Uma vila de mulheres pescadoras em Colatina

pescaElas enfrentam o trabalho pesado sem perder a vaidade com apetrechos de pesca em punho dentro de pequenos barcos de madeira na aventura diária de capturar peixes, camarões e lagostas nas águas do imponente Rio Doce em Colatina. As mulheres pescadoras do Rio Doce vivem em Maria Ortiz, uma pequena vila de pescadores a 15 km do centro da cidade, mas apesar de não ser a maioria na colônia repartem com os homens o esforço de garantir o sustento da família. São esposas, mães, filhas, noras e até netas que romperam o mito de que pesca é uma atividade masculina.

Ao menos oito mulheres pescadoras profissionais de ‘carteirinha’ e outras cinco em fase de filiação a Colônia de Pescadores Z5 exploram com redes e anzóis ao lado dos homens um trecho de até 40 km ao redor de ilhas e canais no Rio Doce entre Colatina e Linhares. Uma contagem rápida aponta que grupo feminino representa 15% de quem vive da pesca em Maria Ortiz.

Vai longe à imagem da pescadora desalinhada e vestes surradas. Vaidosas não dispensam filtro solar, bijuterias e roupas de cores alegres e confortáveis quando saem na busca dos cobiçados cardumes de robalos, tainhas, curimbas e surubins “Nasci na pesca”, diz a pescadora profissional Edna Mauro Ponche, 45 anos casada com o operador de máquinas José Francisco e mãe de José Lucas, 4 anos que divide os afazeres do lar com a embarcação a motor dia sim dia não na calha do rio.

Quando a pesca fica proibida na época do defeso entre novembro e dezembro de cada ano , Edna como outros pescadores recebe o benefício de um salário mínimo até que a abertura da nova temporada. “O peixe sumiu. Está difícil viver da pesca. A água está suja e poluída pelos esgotos. A areia tomou conta de tudo a ponto atravessar o rio a pé”, desabafa a pescadora Edna. A convivência com o rio fortalece os laços de amizade e na divisão das tarefas entre mães, filhas e amigas pescadoras do Rio Doce.

Kamila, 19 anos, por exemplo -, ajuda a mãe pescadora Rosilene Klipert Ponche, 33 anos a desembaraçar e remendar redes nos horários de folga dos estudos, além de arriscar lances nas praias do Rio Doce. “Depende do dia Kamila me ajuda em casa e na pesca. Temos que dar graças ao rio por tudo que conquistamos”, destacou. Aos 67 anos nem a aposentadoria como pescadora parou a inquieta Edicléia Passos Clarindo Ponche. “Toda minha vida percorri o rio pescando. Só paro quando não puder mais”, destacou.

Tradição passa de pais para filhos em Maria Ortiz

Vende-se Peixe. Rabiscado nas paredes, plaquinhas de madeira ou papelão o aviso está estampado em boa parte das casas do vilarejo de Maria Ortiz.

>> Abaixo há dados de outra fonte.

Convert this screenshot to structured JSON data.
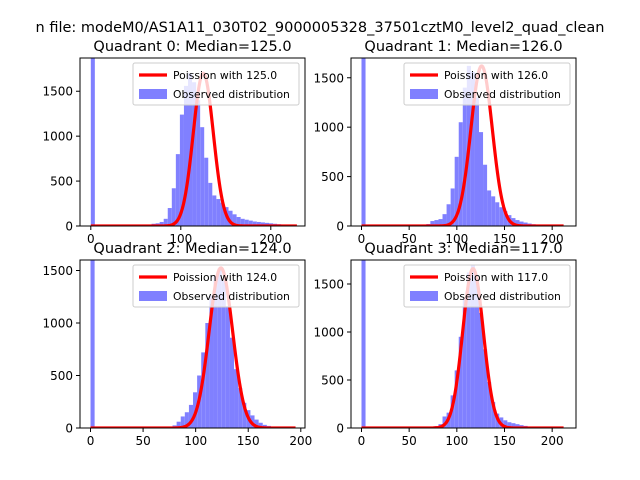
{
  "figure": {
    "suptitle": "n file: modeM0/AS1A11_030T02_9000005328_37501cztM0_level2_quad_clean"
  },
  "chart_data": [
    {
      "type": "bar",
      "title": "Quadrant 0: Median=125.0",
      "median": 125.0,
      "xlim": [
        -12,
        238
      ],
      "ylim": [
        0,
        1870
      ],
      "xticks": [
        0,
        100,
        200
      ],
      "yticks": [
        0,
        500,
        1000,
        1500
      ],
      "grid": false,
      "legend_position": "upper right",
      "legend": [
        {
          "label": "Poission with 125.0",
          "kind": "line",
          "color": "#ff0000"
        },
        {
          "label": "Observed distribution",
          "kind": "patch",
          "color": "#8080ff"
        }
      ],
      "histogram": {
        "bin_edges": [
          0,
          4.5,
          9,
          13.5,
          18,
          22.5,
          27,
          31.5,
          36,
          40.5,
          45,
          49.5,
          54,
          58.5,
          63,
          67.5,
          72,
          76.5,
          81,
          85.5,
          90,
          94.5,
          99,
          103.5,
          108,
          112.5,
          117,
          121.5,
          126,
          130.5,
          135,
          139.5,
          144,
          148.5,
          153,
          157.5,
          162,
          166.5,
          171,
          175.5,
          180,
          184.5,
          189,
          193.5,
          198,
          202.5,
          207,
          211.5,
          216,
          220.5,
          225,
          229.5
        ],
        "counts": [
          1870,
          0,
          0,
          0,
          0,
          0,
          0,
          0,
          0,
          0,
          0,
          0,
          2,
          5,
          15,
          25,
          30,
          45,
          80,
          200,
          420,
          800,
          1240,
          1560,
          1700,
          1600,
          1400,
          1100,
          760,
          480,
          340,
          300,
          260,
          210,
          170,
          130,
          100,
          80,
          70,
          60,
          50,
          45,
          40,
          35,
          30,
          25,
          20,
          15,
          10,
          5,
          5
        ]
      },
      "poisson": {
        "lambda": 125.0,
        "peak": 1700,
        "x_range": [
          0,
          229
        ]
      }
    },
    {
      "type": "bar",
      "title": "Quadrant 1: Median=126.0",
      "median": 126.0,
      "xlim": [
        -11,
        225
      ],
      "ylim": [
        0,
        1700
      ],
      "xticks": [
        0,
        50,
        100,
        150,
        200
      ],
      "yticks": [
        0,
        500,
        1000,
        1500
      ],
      "grid": false,
      "legend_position": "upper right",
      "legend": [
        {
          "label": "Poission with 126.0",
          "kind": "line",
          "color": "#ff0000"
        },
        {
          "label": "Observed distribution",
          "kind": "patch",
          "color": "#8080ff"
        }
      ],
      "histogram": {
        "bin_edges": [
          0,
          4.25,
          8.5,
          12.75,
          17,
          21.25,
          25.5,
          29.75,
          34,
          38.25,
          42.5,
          46.75,
          51,
          55.25,
          59.5,
          63.75,
          68,
          72.25,
          76.5,
          80.75,
          85,
          89.25,
          93.5,
          97.75,
          102,
          106.25,
          110.5,
          114.75,
          119,
          123.25,
          127.5,
          131.75,
          136,
          140.25,
          144.5,
          148.75,
          153,
          157.25,
          161.5,
          165.75,
          170,
          174.25,
          178.5,
          182.75,
          187,
          191.25,
          195.5,
          199.75,
          204,
          208.25,
          212.5
        ],
        "counts": [
          1700,
          0,
          0,
          0,
          0,
          0,
          0,
          0,
          0,
          0,
          0,
          0,
          0,
          2,
          5,
          10,
          20,
          50,
          60,
          70,
          120,
          220,
          380,
          700,
          1050,
          1400,
          1620,
          1560,
          1300,
          950,
          620,
          360,
          300,
          240,
          190,
          150,
          110,
          80,
          60,
          45,
          35,
          25,
          18,
          12,
          8,
          5,
          4,
          3,
          2,
          1
        ]
      },
      "poisson": {
        "lambda": 126.0,
        "peak": 1620,
        "x_range": [
          0,
          212
        ]
      }
    },
    {
      "type": "bar",
      "title": "Quadrant 2: Median=124.0",
      "median": 124.0,
      "xlim": [
        -10,
        204
      ],
      "ylim": [
        0,
        1600
      ],
      "xticks": [
        0,
        50,
        100,
        150,
        200
      ],
      "yticks": [
        0,
        500,
        1000,
        1500
      ],
      "grid": false,
      "legend_position": "upper right",
      "legend": [
        {
          "label": "Poission with 124.0",
          "kind": "line",
          "color": "#ff0000"
        },
        {
          "label": "Observed distribution",
          "kind": "patch",
          "color": "#8080ff"
        }
      ],
      "histogram": {
        "bin_edges": [
          0,
          3.9,
          7.8,
          11.7,
          15.6,
          19.5,
          23.4,
          27.3,
          31.2,
          35.1,
          39,
          42.9,
          46.8,
          50.7,
          54.6,
          58.5,
          62.4,
          66.3,
          70.2,
          74.1,
          78,
          81.9,
          85.8,
          89.7,
          93.6,
          97.5,
          101.4,
          105.3,
          109.2,
          113.1,
          117,
          120.9,
          124.8,
          128.7,
          132.6,
          136.5,
          140.4,
          144.3,
          148.2,
          152.1,
          156,
          159.9,
          163.8,
          167.7,
          171.6,
          175.5,
          179.4,
          183.3,
          187.2,
          191.1,
          195
        ],
        "counts": [
          1600,
          0,
          0,
          0,
          0,
          0,
          0,
          0,
          0,
          0,
          0,
          0,
          0,
          0,
          0,
          0,
          0,
          2,
          5,
          10,
          25,
          60,
          110,
          150,
          220,
          340,
          500,
          720,
          1000,
          1260,
          1450,
          1520,
          1400,
          1160,
          860,
          560,
          380,
          240,
          170,
          120,
          80,
          50,
          30,
          20,
          10,
          5,
          3,
          2,
          1,
          1
        ]
      },
      "poisson": {
        "lambda": 124.0,
        "peak": 1525,
        "x_range": [
          0,
          195
        ]
      }
    },
    {
      "type": "bar",
      "title": "Quadrant 3: Median=117.0",
      "median": 117.0,
      "xlim": [
        -11,
        225
      ],
      "ylim": [
        0,
        1750
      ],
      "xticks": [
        0,
        50,
        100,
        150,
        200
      ],
      "yticks": [
        0,
        500,
        1000,
        1500
      ],
      "grid": false,
      "legend_position": "upper right",
      "legend": [
        {
          "label": "Poission with 117.0",
          "kind": "line",
          "color": "#ff0000"
        },
        {
          "label": "Observed distribution",
          "kind": "patch",
          "color": "#8080ff"
        }
      ],
      "histogram": {
        "bin_edges": [
          0,
          4.25,
          8.5,
          12.75,
          17,
          21.25,
          25.5,
          29.75,
          34,
          38.25,
          42.5,
          46.75,
          51,
          55.25,
          59.5,
          63.75,
          68,
          72.25,
          76.5,
          80.75,
          85,
          89.25,
          93.5,
          97.75,
          102,
          106.25,
          110.5,
          114.75,
          119,
          123.25,
          127.5,
          131.75,
          136,
          140.25,
          144.5,
          148.75,
          153,
          157.25,
          161.5,
          165.75,
          170,
          174.25,
          178.5,
          182.75,
          187,
          191.25,
          195.5,
          199.75,
          204,
          208.25,
          212.5
        ],
        "counts": [
          1750,
          0,
          0,
          0,
          0,
          0,
          0,
          0,
          0,
          0,
          0,
          0,
          0,
          0,
          0,
          0,
          3,
          10,
          20,
          40,
          120,
          160,
          340,
          600,
          950,
          1350,
          1620,
          1700,
          1550,
          1200,
          820,
          480,
          270,
          150,
          110,
          80,
          60,
          50,
          40,
          30,
          22,
          15,
          10,
          6,
          4,
          2,
          1,
          1,
          0,
          0
        ]
      },
      "poisson": {
        "lambda": 117.0,
        "peak": 1660,
        "x_range": [
          0,
          212
        ]
      }
    }
  ],
  "colors": {
    "histogram_fill": "#8080ff",
    "poisson_line": "#ff0000",
    "axes": "#000000",
    "legend_border": "#cccccc"
  }
}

Essa é a prova de que a profissão de pescador além de abastecer a mesa dos colatinenses é uma tradição passada de pai para filhos ou filhas conforme costume da região.

Antônio Ponche, 76 anos e Ilda Waichert Ponche, 67 anos criaram toda uma família de pescadores. Seus quatro filhos Edna, João, Carlos e Roberto seguiram os passos dos pais. A netinha Tália Maria,12 anos também herdou o gosto de fisgar o pescado de anzol à beira d’água.

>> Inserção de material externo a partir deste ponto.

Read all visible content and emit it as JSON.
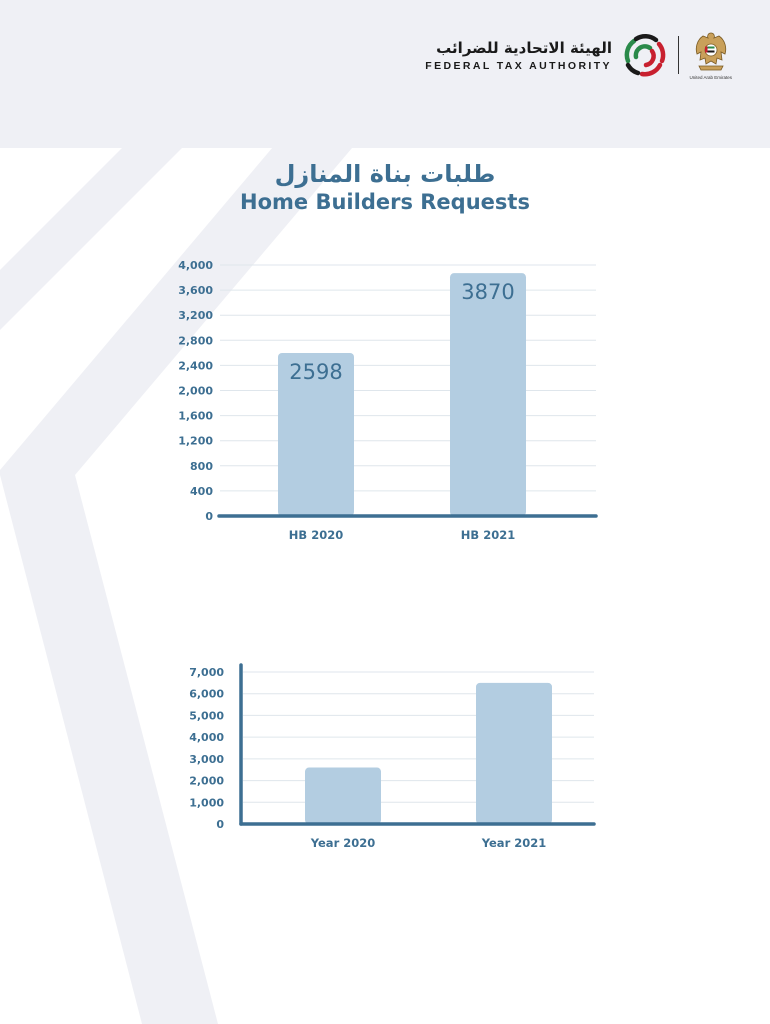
{
  "header": {
    "org_arabic": "الهيئة الاتحادية للضرائب",
    "org_english": "FEDERAL TAX AUTHORITY",
    "emblem_caption": "United Arab Emirates"
  },
  "title": {
    "arabic": "طلبات بناة المنازل",
    "english": "Home Builders Requests"
  },
  "colors": {
    "bar": "#b3cde1",
    "axis": "#3d6f92",
    "grid": "#dfe6ec",
    "text": "#3d6f92"
  },
  "chart_data": [
    {
      "type": "bar",
      "categories": [
        "HB 2020",
        "HB 2021"
      ],
      "values": [
        2598,
        3870
      ],
      "data_labels": [
        "2598",
        "3870"
      ],
      "yticks": [
        0,
        400,
        800,
        1200,
        1600,
        2000,
        2400,
        2800,
        3200,
        3600,
        4000
      ],
      "ytick_labels": [
        "0",
        "400",
        "800",
        "1,200",
        "1,600",
        "2,000",
        "2,400",
        "2,800",
        "3,200",
        "3,600",
        "4,000"
      ],
      "ylim": [
        0,
        4000
      ],
      "grid": true,
      "y_axis_line": false
    },
    {
      "type": "bar",
      "categories": [
        "Year 2020",
        "Year 2021"
      ],
      "values": [
        2600,
        6500
      ],
      "data_labels": [],
      "yticks": [
        0,
        1000,
        2000,
        3000,
        4000,
        5000,
        6000,
        7000
      ],
      "ytick_labels": [
        "0",
        "1,000",
        "2,000",
        "3,000",
        "4,000",
        "5,000",
        "6,000",
        "7,000"
      ],
      "ylim": [
        0,
        7000
      ],
      "grid": true,
      "y_axis_line": true
    }
  ]
}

Além de pescar, limpava e vendia na feira”, contou Ilda até se aposentar e cuidar apenas da casa. A chance de emprego para os homens aumentou com a chegada do terminal ferroviário de cargas de Maria Ortiz e contribuiu para a mulher assumir o comando da pesca na localidade. As casas simples, mas bem mobiliadas revelam que ainda dá para viver da pesca. Desde os 13 anos quando fugiu de casa para morar em uma ilha com seu marido Ilton Ponche, 76 anos, Edicléia Clarindo Ponche, 67 anos não se arrepende de ter deixado o noivo e enxoval para trás.

A comunidade é unida pela fé e a pescaria. Somos uma grande família. Falta incentivo e fiscalização dos governos contra o exagero da pesca clandestina com redes de malha fina” revela Edicléia a mais velha profissional da pesca da localidade. Líder natural das mulheres pescadoras, Edicléia luta para que o Rio Doce seja reconhecido como reserva natural de pesca. O lugarejo também sofre com os problemas de alcoolismo combatido apenas com a fé da religiosidade das mulheres pescadoras.